Depuis début juillet, psychologues, chirurgiens ou conseillères conjugales reçoivent à Saint-Denis des victimes de maltraitances, notamment d’excision, afin de les aider dans leurs démarches.
par Virginie Ballet
publié le 10 août 2016 à 20h01

«C'est très difficile de prendre une décision. Je suis complètement perdue, je n'ai pas dormi de la nuit.» Les traits tirés, Marija, 23 ans, semble agiter sa jambe pour soulager tant bien que mal l'anxiété qui se lit sur son visage. Déjà mère d'une petite fille de 5 mois, la jeune femme serbe se sait depuis peu de nouveau enceinte. «Elle ne sait pas si elle va le garder. Elle et son mari n'ont pas de situation stable : lui touche le RSA et elle ne travaille pas. Ils vivent chez moi, dans un petit pavillon à Stains», explique Vesna, sa belle-mère, venue l'accompagner à la Maison des femmes de Saint-Denis (Seine-Saint-Denis). Inaugurée début juillet, cette structure hybride aux allures de pavillon, implantée sur un terrain voisin du centre hospitalier Delafontaine, se veut un lieu d'accueil ouvert à toutes les femmes vulnérables ou victimes de violences, quelle qu'en soit la nature. Un lieu ouvert sur la rue, discret et sécurisé, pour mieux coordonner le parcours de celles qui en ont besoin, reçues avec ou sans rendez-vous. Marija, arrivée en France en novembre, ne bénéficie pas encore d'une couverture sociale. «On ne pourrait pas payer un médecin dans le privé», justifie sa belle-mère, qui joue les traductrices.

«En galère»

En l'espace de deux heures, Marija a été reçue tour à tour par une conseillère du Planning familial pour faire le point sur les options qui s'offrent à elle et répondre à ses questions, puis par une sage-femme.
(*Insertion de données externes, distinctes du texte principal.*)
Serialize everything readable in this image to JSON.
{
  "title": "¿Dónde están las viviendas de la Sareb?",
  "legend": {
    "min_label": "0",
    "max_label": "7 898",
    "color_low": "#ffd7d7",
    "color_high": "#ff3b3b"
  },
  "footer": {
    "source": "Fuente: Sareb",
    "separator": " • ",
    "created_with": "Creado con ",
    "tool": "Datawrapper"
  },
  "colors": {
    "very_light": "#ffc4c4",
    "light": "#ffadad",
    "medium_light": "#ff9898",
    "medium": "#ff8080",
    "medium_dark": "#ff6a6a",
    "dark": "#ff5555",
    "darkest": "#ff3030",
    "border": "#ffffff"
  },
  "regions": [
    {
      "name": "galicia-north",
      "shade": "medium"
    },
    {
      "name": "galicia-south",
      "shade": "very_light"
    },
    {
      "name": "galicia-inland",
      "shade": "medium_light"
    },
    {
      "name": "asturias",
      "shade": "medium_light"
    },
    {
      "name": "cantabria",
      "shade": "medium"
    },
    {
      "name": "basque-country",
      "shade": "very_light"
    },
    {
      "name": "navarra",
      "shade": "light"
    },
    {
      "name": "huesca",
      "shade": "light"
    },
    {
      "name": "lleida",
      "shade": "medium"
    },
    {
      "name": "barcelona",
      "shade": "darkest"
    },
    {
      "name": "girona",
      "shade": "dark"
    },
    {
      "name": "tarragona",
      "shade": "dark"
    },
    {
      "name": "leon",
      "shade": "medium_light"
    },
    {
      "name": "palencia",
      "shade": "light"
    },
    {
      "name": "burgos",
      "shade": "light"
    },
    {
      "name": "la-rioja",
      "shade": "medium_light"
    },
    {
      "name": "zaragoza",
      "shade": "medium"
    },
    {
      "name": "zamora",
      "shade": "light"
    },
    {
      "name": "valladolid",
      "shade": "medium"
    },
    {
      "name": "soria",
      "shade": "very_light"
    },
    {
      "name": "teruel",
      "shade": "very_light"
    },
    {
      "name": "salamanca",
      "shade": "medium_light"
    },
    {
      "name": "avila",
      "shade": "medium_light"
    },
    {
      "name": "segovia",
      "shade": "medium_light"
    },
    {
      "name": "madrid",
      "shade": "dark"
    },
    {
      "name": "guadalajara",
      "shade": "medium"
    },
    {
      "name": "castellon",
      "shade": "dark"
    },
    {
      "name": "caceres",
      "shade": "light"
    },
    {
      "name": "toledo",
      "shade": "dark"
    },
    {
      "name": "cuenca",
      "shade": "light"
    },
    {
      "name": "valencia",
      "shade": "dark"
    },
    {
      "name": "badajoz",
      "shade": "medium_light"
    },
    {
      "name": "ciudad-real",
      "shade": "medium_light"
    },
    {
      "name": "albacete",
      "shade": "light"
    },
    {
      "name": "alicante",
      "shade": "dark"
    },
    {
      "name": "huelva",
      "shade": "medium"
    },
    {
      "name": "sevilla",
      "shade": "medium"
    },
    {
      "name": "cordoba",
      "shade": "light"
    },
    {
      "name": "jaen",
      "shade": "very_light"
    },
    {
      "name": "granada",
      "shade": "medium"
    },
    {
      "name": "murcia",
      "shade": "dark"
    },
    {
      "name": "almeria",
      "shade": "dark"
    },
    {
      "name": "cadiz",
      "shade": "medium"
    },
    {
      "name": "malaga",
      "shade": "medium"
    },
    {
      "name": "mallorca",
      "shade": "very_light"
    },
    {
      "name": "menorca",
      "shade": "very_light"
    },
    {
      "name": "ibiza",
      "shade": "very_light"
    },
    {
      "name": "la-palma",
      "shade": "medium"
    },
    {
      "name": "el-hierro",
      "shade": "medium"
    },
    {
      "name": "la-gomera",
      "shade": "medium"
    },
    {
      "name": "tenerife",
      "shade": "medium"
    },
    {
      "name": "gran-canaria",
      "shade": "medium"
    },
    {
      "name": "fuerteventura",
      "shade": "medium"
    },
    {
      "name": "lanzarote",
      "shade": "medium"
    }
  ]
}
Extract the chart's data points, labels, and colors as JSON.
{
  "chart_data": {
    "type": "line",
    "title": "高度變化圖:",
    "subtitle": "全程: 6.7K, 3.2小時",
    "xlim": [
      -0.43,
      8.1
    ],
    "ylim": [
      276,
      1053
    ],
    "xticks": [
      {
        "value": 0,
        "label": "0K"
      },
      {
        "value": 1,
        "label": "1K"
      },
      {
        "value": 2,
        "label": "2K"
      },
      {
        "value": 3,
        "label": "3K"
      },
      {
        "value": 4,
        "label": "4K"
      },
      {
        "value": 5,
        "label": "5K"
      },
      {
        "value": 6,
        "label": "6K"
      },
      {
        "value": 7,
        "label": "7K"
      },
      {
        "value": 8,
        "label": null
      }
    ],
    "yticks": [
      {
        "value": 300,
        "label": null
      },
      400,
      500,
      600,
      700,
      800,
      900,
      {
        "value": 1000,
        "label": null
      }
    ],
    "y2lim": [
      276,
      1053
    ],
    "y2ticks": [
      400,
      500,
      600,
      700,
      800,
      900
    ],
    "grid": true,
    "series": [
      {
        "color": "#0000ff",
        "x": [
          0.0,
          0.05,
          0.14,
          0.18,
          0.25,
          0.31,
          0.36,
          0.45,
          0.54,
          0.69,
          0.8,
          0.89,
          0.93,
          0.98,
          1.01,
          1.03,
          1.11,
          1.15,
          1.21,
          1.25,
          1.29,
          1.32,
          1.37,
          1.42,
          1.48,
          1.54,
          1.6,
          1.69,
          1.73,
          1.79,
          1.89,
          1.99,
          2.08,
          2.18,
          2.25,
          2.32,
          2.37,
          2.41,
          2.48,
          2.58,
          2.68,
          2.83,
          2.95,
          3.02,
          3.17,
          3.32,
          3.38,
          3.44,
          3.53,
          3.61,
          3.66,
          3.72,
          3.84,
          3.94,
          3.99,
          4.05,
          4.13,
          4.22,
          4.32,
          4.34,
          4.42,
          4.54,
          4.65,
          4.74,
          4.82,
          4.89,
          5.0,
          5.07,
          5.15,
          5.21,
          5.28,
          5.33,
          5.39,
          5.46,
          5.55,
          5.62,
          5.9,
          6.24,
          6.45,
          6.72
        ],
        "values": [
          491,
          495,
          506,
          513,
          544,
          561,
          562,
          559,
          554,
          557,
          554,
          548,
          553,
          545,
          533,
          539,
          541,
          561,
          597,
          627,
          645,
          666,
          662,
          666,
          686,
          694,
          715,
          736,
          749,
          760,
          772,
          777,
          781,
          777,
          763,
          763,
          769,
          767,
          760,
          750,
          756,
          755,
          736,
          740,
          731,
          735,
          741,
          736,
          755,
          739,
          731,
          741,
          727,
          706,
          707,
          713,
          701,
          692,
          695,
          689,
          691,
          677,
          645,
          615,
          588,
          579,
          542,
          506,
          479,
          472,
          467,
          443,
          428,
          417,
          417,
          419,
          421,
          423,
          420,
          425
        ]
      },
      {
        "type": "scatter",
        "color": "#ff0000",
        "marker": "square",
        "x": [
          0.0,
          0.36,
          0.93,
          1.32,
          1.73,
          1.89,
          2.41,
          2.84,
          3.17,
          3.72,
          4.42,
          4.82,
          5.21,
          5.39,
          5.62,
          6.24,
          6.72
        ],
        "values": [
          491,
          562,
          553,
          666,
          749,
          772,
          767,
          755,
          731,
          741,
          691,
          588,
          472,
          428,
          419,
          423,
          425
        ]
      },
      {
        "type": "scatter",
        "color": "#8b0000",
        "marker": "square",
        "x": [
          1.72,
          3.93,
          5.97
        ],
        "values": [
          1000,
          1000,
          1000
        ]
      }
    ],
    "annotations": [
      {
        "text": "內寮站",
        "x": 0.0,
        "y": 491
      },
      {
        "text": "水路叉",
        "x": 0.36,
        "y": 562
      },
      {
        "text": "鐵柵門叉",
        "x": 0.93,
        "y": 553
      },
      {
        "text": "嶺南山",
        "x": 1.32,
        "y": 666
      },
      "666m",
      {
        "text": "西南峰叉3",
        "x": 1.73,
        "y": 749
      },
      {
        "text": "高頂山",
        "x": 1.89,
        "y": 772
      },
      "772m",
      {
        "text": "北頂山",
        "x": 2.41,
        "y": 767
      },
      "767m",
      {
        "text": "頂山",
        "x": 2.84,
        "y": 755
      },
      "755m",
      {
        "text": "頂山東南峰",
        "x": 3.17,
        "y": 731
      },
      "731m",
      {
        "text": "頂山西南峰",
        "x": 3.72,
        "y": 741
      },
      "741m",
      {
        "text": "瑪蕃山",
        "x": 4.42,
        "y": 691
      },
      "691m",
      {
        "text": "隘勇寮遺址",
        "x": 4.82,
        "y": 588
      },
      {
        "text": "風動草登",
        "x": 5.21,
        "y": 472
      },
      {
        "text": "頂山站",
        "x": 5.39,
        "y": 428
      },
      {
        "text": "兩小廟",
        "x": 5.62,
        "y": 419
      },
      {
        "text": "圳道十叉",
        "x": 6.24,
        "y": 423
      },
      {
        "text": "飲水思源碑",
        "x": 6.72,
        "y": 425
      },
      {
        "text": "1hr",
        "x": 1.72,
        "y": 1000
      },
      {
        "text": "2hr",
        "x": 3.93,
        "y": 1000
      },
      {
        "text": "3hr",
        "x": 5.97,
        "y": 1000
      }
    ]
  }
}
Son premier accouchement, très difficile, semble avoir traumatisé Marija. «J'ai eu la sensation de mourir», avoue-t-elle à demi-mot, craignant d'être moquée. «Vous avez le droit de pleurer», lui souffle Mathilde Delespine, sage-femme coordinatrice des lieux, qui propose à Marija de se laisser le temps de la réflexion et de rencontrer un psychologue. «Dans tous les cas, on vous accompagnera dans votre choix», la rassure-t-elle. Toutes deux se reverront trois jours plus tard. Une rapidité qui surprend agréablement sa belle-mère : «Depuis trente ans que je suis en France, je n'avais jamais vu ça», insiste-t-elle. «Tout avoir à portée de main est à la fois génial pour les femmes, qui n'ont pas à courir après les rendez-vous à gauche à droite, et très enrichissant professionnellement pour nous, qui sommes moins isolés dans nos pratiques», se réjouit Sylvie Pipault, conseillère conjugale au Planning familial. «Parfois, le problème de ces femmes est de savoir ce qu'elles vont manger, où elles vont dormir. La difficulté pour nous, c'est aussi de ne pas vouloir tout faire», complète Mathilde Delespine.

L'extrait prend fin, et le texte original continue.